En una pequeña ermita, bajo los templos en ruinas, la misa ortodoxa, cantada y lenta, que llega hasta la calle. Los fieles se agolpan sobre la calzada, que interrumpen, mientras el recitado litúrgico surge de la oscura nave. Se santiguan al modo griego con unción, besan una imagen, se han olvidado del tráfago del paseo, de las multitudes que bajaban hacia la plaza, las calles de Plaka. Al finalizar el sacerdote realiza la bendición de los panes ácimos, a la puerta de la ermita. Los reparten luego entre los asistentes, que permanecen un largo rato en el mismo sitio, hablando en voz baja, sin dirigirse hacia ninguna otra parte.

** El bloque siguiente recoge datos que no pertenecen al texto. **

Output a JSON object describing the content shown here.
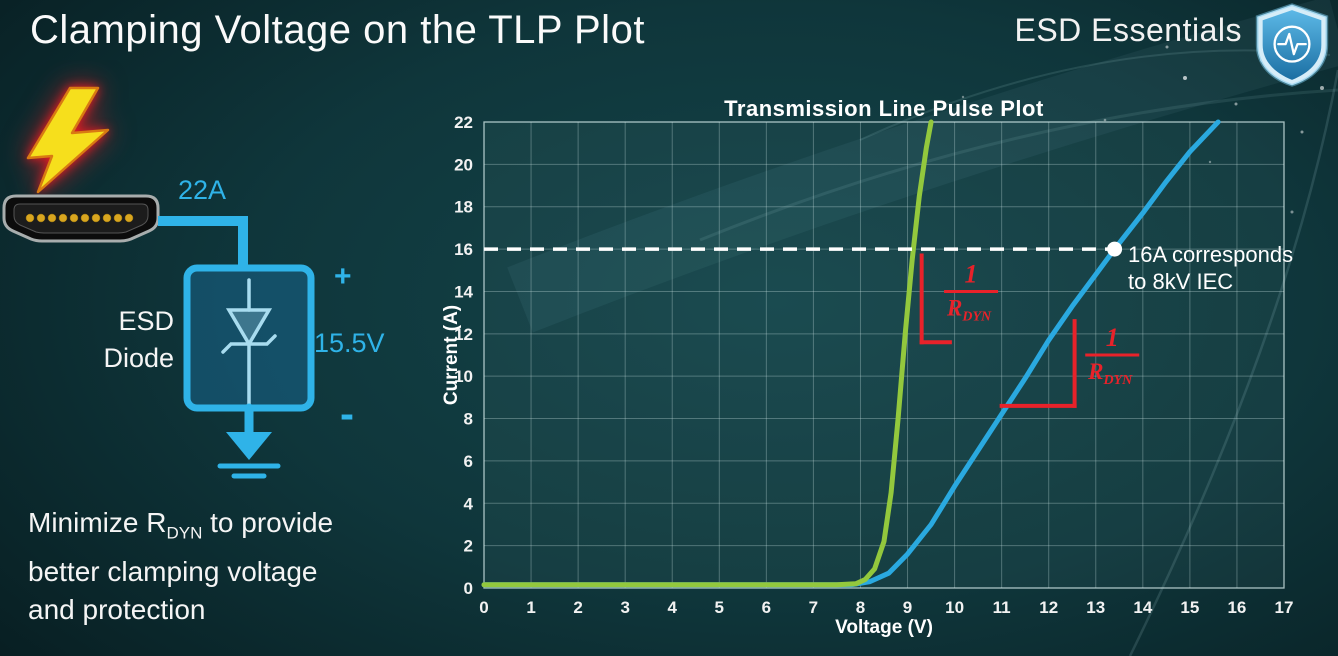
{
  "slide": {
    "title": "Clamping Voltage on the TLP Plot",
    "brand": "ESD Essentials"
  },
  "colors": {
    "background_teal": "#0f363b",
    "accent_cyan": "#2fb3e8",
    "curve_green": "#93c83d",
    "curve_blue": "#2aa9e0",
    "annotation_red": "#e8222a",
    "text_white": "#f2f2f2",
    "bolt_yellow": "#f6df1c"
  },
  "diagram": {
    "surge_current": "22A",
    "device_label_line1": "ESD",
    "device_label_line2": "Diode",
    "plus": "+",
    "clamp_voltage": "15.5V",
    "minus": "-"
  },
  "caption": {
    "line1_pre": "Minimize R",
    "line1_sub": "DYN",
    "line1_post": " to provide",
    "line2": "better clamping voltage",
    "line3": "and protection"
  },
  "chart_data": {
    "type": "line",
    "title": "Transmission Line Pulse Plot",
    "xlabel": "Voltage (V)",
    "ylabel": "Current (A)",
    "xlim": [
      0,
      17
    ],
    "ylim": [
      0,
      22
    ],
    "x_tick_step": 1,
    "y_tick_step": 2,
    "grid": true,
    "legend": "none",
    "series": [
      {
        "name": "blue-curve",
        "color": "#2aa9e0",
        "points": [
          [
            0,
            0.15
          ],
          [
            7.8,
            0.15
          ],
          [
            8.2,
            0.3
          ],
          [
            8.6,
            0.7
          ],
          [
            9.0,
            1.6
          ],
          [
            9.5,
            3.0
          ],
          [
            10.0,
            4.8
          ],
          [
            10.5,
            6.5
          ],
          [
            11.0,
            8.2
          ],
          [
            11.5,
            9.9
          ],
          [
            12.0,
            11.7
          ],
          [
            12.5,
            13.3
          ],
          [
            13.0,
            14.8
          ],
          [
            13.4,
            16.0
          ],
          [
            14.0,
            17.7
          ],
          [
            14.5,
            19.2
          ],
          [
            15.0,
            20.6
          ],
          [
            15.6,
            22.0
          ]
        ]
      },
      {
        "name": "green-curve",
        "color": "#93c83d",
        "points": [
          [
            0,
            0.15
          ],
          [
            7.5,
            0.15
          ],
          [
            7.9,
            0.2
          ],
          [
            8.1,
            0.4
          ],
          [
            8.3,
            0.9
          ],
          [
            8.5,
            2.2
          ],
          [
            8.65,
            4.5
          ],
          [
            8.8,
            8.0
          ],
          [
            8.95,
            12.0
          ],
          [
            9.1,
            15.5
          ],
          [
            9.25,
            18.5
          ],
          [
            9.4,
            20.8
          ],
          [
            9.5,
            22.0
          ]
        ]
      }
    ],
    "reference_line": {
      "current": 16,
      "from_voltage": 0,
      "to_voltage": 13.4,
      "style": "dashed-white"
    },
    "reference_point": {
      "voltage": 13.4,
      "current": 16
    },
    "point_label": {
      "line1": "16A corresponds",
      "line2": "to 8kV IEC"
    },
    "fraction": {
      "numerator": "1",
      "denominator": "R",
      "denominator_sub": "DYN"
    },
    "slope_annotations": [
      {
        "series": "green-curve",
        "segments": [
          [
            [
              9.3,
              15.7
            ],
            [
              9.3,
              11.6
            ]
          ],
          [
            [
              9.3,
              11.6
            ],
            [
              9.9,
              11.6
            ]
          ]
        ],
        "fraction_center": [
          10.35,
          14.0
        ]
      },
      {
        "series": "blue-curve",
        "segments": [
          [
            [
              11.0,
              8.6
            ],
            [
              12.55,
              8.6
            ]
          ],
          [
            [
              12.55,
              8.6
            ],
            [
              12.55,
              12.6
            ]
          ]
        ],
        "fraction_center": [
          13.35,
          11.0
        ]
      }
    ]
  }
}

Paseo con A., que se encuentra en la ciudad, una mañana sofocante para visitar el templo de Hefesto sobre el ágora, uno de los edificios dóricos mejor conservados de Atenas. A. siempre está de paso, desde su Lisboa natal, y no me entero muy bien de adónde se dirige luego.

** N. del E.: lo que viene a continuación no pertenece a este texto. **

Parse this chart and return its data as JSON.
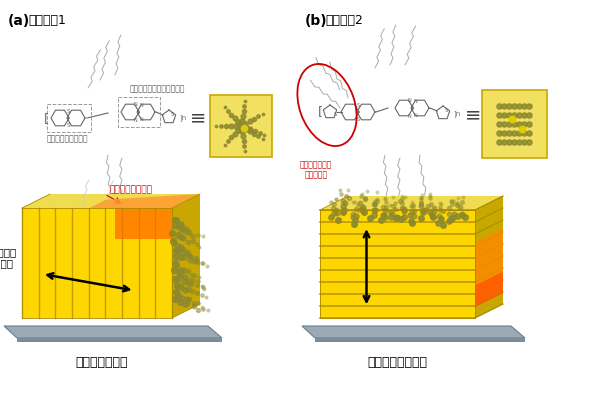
{
  "title_a": "(a)",
  "title_b": "(b)",
  "polymer1": "ポリマー1",
  "polymer2": "ポリマー2",
  "label_nbt": "ナフトビスチアジアゾール",
  "label_ndt": "ナフトジチオフェン",
  "label_new_alkyl": "新たに導入した\nアルキル基",
  "label_charge_dir": "電荷が流れる方向",
  "label_polymer_dir": "ポリマーの\n配列方向",
  "label_edge": "エッジオン配向",
  "label_face": "フェイスオン配向",
  "bg_color": "#ffffff",
  "yellow_face": "#FFD700",
  "yellow_top": "#F5E84A",
  "yellow_side": "#C8A800",
  "yellow_stripe": "#B89600",
  "gray_platform": "#9BAAB5",
  "gray_platform_dark": "#7A8E99",
  "orange_glow": "#FF8800",
  "red_color": "#CC0000",
  "chain_color": "#AAAAAA",
  "ring_color": "#666666",
  "mol_dot_color": "#8B8830"
}
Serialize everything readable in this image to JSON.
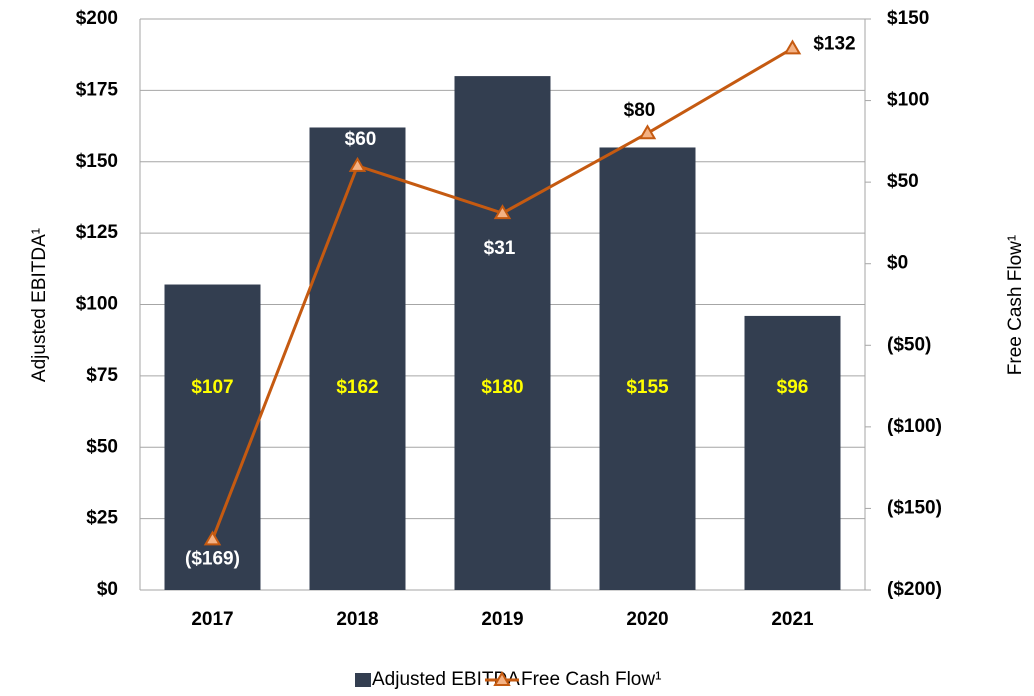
{
  "chart_data": {
    "type": "bar",
    "categories": [
      "2017",
      "2018",
      "2019",
      "2020",
      "2021"
    ],
    "series": [
      {
        "name": "Adjusted EBITDA",
        "type": "bar",
        "color": "#333e50",
        "values": [
          107,
          162,
          180,
          155,
          96
        ],
        "value_labels": [
          "$107",
          "$162",
          "$180",
          "$155",
          "$96"
        ]
      },
      {
        "name": "Free Cash Flow¹",
        "type": "line",
        "axis": "y2",
        "color": "#c55a11",
        "values": [
          -169,
          60,
          31,
          80,
          132
        ],
        "value_labels": [
          "($169)",
          "$60",
          "$31",
          "$80",
          "$132"
        ]
      }
    ],
    "ylabel": "Adjusted EBITDA¹",
    "y2label": "Free Cash Flow¹",
    "ylim": [
      0,
      200
    ],
    "yticks": [
      {
        "value": 0,
        "label": "$0"
      },
      {
        "value": 25,
        "label": "$25"
      },
      {
        "value": 50,
        "label": "$50"
      },
      {
        "value": 75,
        "label": "$75"
      },
      {
        "value": 100,
        "label": "$100"
      },
      {
        "value": 125,
        "label": "$125"
      },
      {
        "value": 150,
        "label": "$150"
      },
      {
        "value": 175,
        "label": "$175"
      },
      {
        "value": 200,
        "label": "$200"
      }
    ],
    "y2lim": [
      -200,
      150
    ],
    "y2ticks": [
      {
        "value": -200,
        "label": "($200)"
      },
      {
        "value": -150,
        "label": "($150)"
      },
      {
        "value": -100,
        "label": "($100)"
      },
      {
        "value": -50,
        "label": "($50)"
      },
      {
        "value": 0,
        "label": "$0"
      },
      {
        "value": 50,
        "label": "$50"
      },
      {
        "value": 100,
        "label": "$100"
      },
      {
        "value": 150,
        "label": "$150"
      }
    ],
    "grid": true,
    "legend": "bottom"
  }
}
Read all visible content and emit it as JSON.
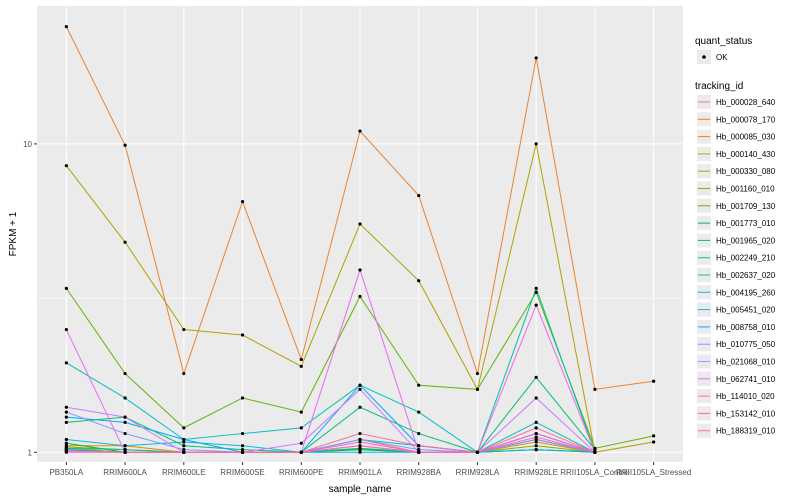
{
  "chart_data": {
    "type": "line",
    "xlabel": "sample_name",
    "ylabel": "FPKM + 1",
    "y_scale": "log10",
    "ylim": [
      0.93,
      28
    ],
    "y_ticks": [
      1,
      10
    ],
    "y_tick_labels": [
      "1",
      "10"
    ],
    "grid": true,
    "panel_background": "#EBEBEB",
    "legend_position": "right",
    "categories": [
      "PB350LA",
      "RRIM600LA",
      "RRIM600LE",
      "RRIM600SE",
      "RRIM600PE",
      "RRIM901LA",
      "RRIM928BA",
      "RRIM928LA",
      "RRIM928LE",
      "RRII105LA_Control",
      "RRII105LA_Stressed"
    ],
    "legend_quant": {
      "title": "quant_status",
      "label": "OK"
    },
    "legend_tracking_title": "tracking_id",
    "series": [
      {
        "name": "Hb_000028_640",
        "color": "#F8766D",
        "values": [
          1.02,
          1.0,
          1.0,
          1.0,
          1.0,
          1.1,
          1.0,
          1.0,
          1.1,
          1.0,
          null
        ]
      },
      {
        "name": "Hb_000078_170",
        "color": "#EA8331",
        "values": [
          24.0,
          9.9,
          1.8,
          6.5,
          2.0,
          11.0,
          6.8,
          1.8,
          19.0,
          1.6,
          1.7
        ]
      },
      {
        "name": "Hb_000085_030",
        "color": "#DC8D00",
        "values": [
          1.05,
          1.05,
          1.0,
          1.0,
          1.0,
          1.05,
          1.0,
          1.0,
          1.08,
          1.0,
          null
        ]
      },
      {
        "name": "Hb_000140_430",
        "color": "#C89A00",
        "values": [
          1.03,
          1.0,
          1.0,
          1.0,
          1.0,
          1.02,
          1.0,
          1.0,
          1.02,
          1.0,
          null
        ]
      },
      {
        "name": "Hb_000330_080",
        "color": "#AFA200",
        "values": [
          8.5,
          4.8,
          2.5,
          2.4,
          1.9,
          5.5,
          3.6,
          1.6,
          10.0,
          1.0,
          1.08
        ]
      },
      {
        "name": "Hb_001160_010",
        "color": "#8FAA00",
        "values": [
          1.04,
          1.02,
          1.0,
          1.0,
          1.0,
          1.03,
          1.0,
          1.0,
          1.05,
          1.0,
          null
        ]
      },
      {
        "name": "Hb_001709_130",
        "color": "#5EB300",
        "values": [
          3.4,
          1.8,
          1.2,
          1.5,
          1.35,
          3.2,
          1.65,
          1.6,
          3.3,
          1.03,
          1.13
        ]
      },
      {
        "name": "Hb_001773_010",
        "color": "#00BA38",
        "values": [
          1.07,
          1.0,
          1.0,
          1.0,
          1.0,
          1.02,
          1.0,
          1.0,
          1.02,
          1.0,
          null
        ]
      },
      {
        "name": "Hb_001965_020",
        "color": "#00BF74",
        "values": [
          1.25,
          1.3,
          1.05,
          1.02,
          1.0,
          1.4,
          1.15,
          1.0,
          1.75,
          1.02,
          null
        ]
      },
      {
        "name": "Hb_002249_210",
        "color": "#00C19F",
        "values": [
          1.03,
          1.02,
          1.0,
          1.0,
          1.0,
          1.03,
          1.0,
          1.0,
          3.4,
          1.0,
          null
        ]
      },
      {
        "name": "Hb_002637_020",
        "color": "#00C0C2",
        "values": [
          1.95,
          1.5,
          1.1,
          1.15,
          1.2,
          1.65,
          1.35,
          1.0,
          1.25,
          1.0,
          null
        ]
      },
      {
        "name": "Hb_004195_260",
        "color": "#00BCDB",
        "values": [
          1.1,
          1.05,
          1.08,
          1.05,
          1.0,
          1.1,
          1.05,
          1.0,
          1.1,
          1.0,
          null
        ]
      },
      {
        "name": "Hb_005451_020",
        "color": "#00B5EE",
        "values": [
          1.02,
          1.0,
          1.0,
          1.0,
          1.0,
          1.0,
          1.0,
          1.0,
          1.02,
          1.0,
          null
        ]
      },
      {
        "name": "Hb_008758_010",
        "color": "#00A9FF",
        "values": [
          1.3,
          1.25,
          1.1,
          1.0,
          1.0,
          1.65,
          1.05,
          1.0,
          1.15,
          1.0,
          null
        ]
      },
      {
        "name": "Hb_010775_050",
        "color": "#7F96FF",
        "values": [
          1.35,
          1.15,
          1.02,
          1.0,
          1.0,
          1.1,
          1.02,
          1.0,
          1.1,
          1.0,
          null
        ]
      },
      {
        "name": "Hb_021068_010",
        "color": "#C77CFF",
        "values": [
          1.4,
          1.3,
          1.0,
          1.0,
          1.07,
          1.6,
          1.0,
          1.0,
          1.5,
          1.0,
          null
        ]
      },
      {
        "name": "Hb_062741_010",
        "color": "#E76BF3",
        "values": [
          2.5,
          1.0,
          1.0,
          1.0,
          1.0,
          3.9,
          1.0,
          1.0,
          3.0,
          1.0,
          null
        ]
      },
      {
        "name": "Hb_114010_020",
        "color": "#FA62DB",
        "values": [
          1.0,
          1.0,
          1.0,
          1.0,
          1.0,
          1.05,
          1.0,
          1.0,
          1.12,
          1.0,
          null
        ]
      },
      {
        "name": "Hb_153142_010",
        "color": "#FF62BC",
        "values": [
          1.01,
          1.0,
          1.0,
          1.0,
          1.0,
          1.08,
          1.0,
          1.0,
          1.15,
          1.0,
          null
        ]
      },
      {
        "name": "Hb_188319_010",
        "color": "#FF6C91",
        "values": [
          1.01,
          1.0,
          1.0,
          1.0,
          1.0,
          1.15,
          1.05,
          1.0,
          1.2,
          1.0,
          null
        ]
      }
    ]
  }
}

Comemos después con los amigos en un local italiano inmediato a la avenida Siggrou, escondido en la sombra de una plaza y bajo la bóveda de una ermita bizantina cuyo nombre nadie conoce.
A. en su trabajo de traductora y profesora de clásicas - tampoco recuerdo la universidad - había escrito, me contó, unos artículos sobre un viaje anterior a Sicilia. Me envía una carta días después, tras la visita al Hefestion. De ella, recuerdo unas notas sobre Agrigento que de algún modo tienen que ver con el paseo por la mañana a la colina de Colonos Agoreo:
"Un tiempo airado,
sin lluvia, en Lisboa. Recuerdo ahora una tarde frente a los restos del
templo de la Concordia en Agrigento. Había sido un día especialmente caluroso y
hasta esa hora no nos atrevimos a subir hasta las ruinas.
Restaba aún el bochorno
del día. El campo alrededor prolongaba ese sonido que es el fondo de la
isla: un estridente canto de cigarras y arbustos que no cesa nunca y permanece
hasta la noche, igualmente calurosa.
En el templo el espacio
entre las columnas estaba vacío. No había nada en el interior y a través del
peristilo, hasta el arquitrabe que aún se sostiene, se divisaba un campo amarillo y el cielo azul detrás.

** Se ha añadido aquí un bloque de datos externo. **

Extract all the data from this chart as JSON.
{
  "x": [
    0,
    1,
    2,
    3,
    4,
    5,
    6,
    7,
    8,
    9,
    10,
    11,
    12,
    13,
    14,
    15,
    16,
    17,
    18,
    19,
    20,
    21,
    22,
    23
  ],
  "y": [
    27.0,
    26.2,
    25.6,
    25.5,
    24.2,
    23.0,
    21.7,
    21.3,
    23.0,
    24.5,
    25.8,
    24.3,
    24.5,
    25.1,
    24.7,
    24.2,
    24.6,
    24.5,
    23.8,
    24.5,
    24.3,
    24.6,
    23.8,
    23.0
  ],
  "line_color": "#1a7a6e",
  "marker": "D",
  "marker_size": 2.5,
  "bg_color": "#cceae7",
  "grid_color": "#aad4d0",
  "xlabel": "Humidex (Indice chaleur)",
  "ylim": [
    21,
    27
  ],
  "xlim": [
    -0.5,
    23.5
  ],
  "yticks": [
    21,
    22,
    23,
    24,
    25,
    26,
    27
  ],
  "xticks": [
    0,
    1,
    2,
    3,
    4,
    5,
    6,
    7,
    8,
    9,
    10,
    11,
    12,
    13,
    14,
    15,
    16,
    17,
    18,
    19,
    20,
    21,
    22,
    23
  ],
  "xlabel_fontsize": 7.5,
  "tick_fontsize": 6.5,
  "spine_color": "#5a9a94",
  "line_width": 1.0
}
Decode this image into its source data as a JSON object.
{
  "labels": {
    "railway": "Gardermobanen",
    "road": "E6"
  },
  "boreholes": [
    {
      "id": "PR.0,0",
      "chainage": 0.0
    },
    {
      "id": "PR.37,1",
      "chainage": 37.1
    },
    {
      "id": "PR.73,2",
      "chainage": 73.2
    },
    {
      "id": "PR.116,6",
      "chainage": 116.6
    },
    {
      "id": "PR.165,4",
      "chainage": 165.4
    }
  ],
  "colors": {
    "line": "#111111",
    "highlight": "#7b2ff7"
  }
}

Entonces tuve una vaga sensación y pensé que aquel espacio sin nada en el santuario en
ruinas era en realidad un vacío definido. El de los dioses que antaño bajaban a
estos yermos. Y hacía tiempo ya que se habían marchado, dejando en su lugar un
hueco, un aire desolado, una transparencia que no se podría ya colmar, y a
través de la cual se divisaban el aire, la tarde, y un cielo sin señales.
No se lo comenté a mis
acompañantes. Mencía en su erudición le comentaba a Teresa del antiguo orden dórico
de la columnata y ésta asentía, atenta como siempre al relato minucioso de la
profesora.
Más tarde bajamos al
puerto de nuevo. Una brisa leve movía los barcos y había un sabor antiguo,
áspero, de resina y matojos en los vinos que se prolongaron hasta tarde".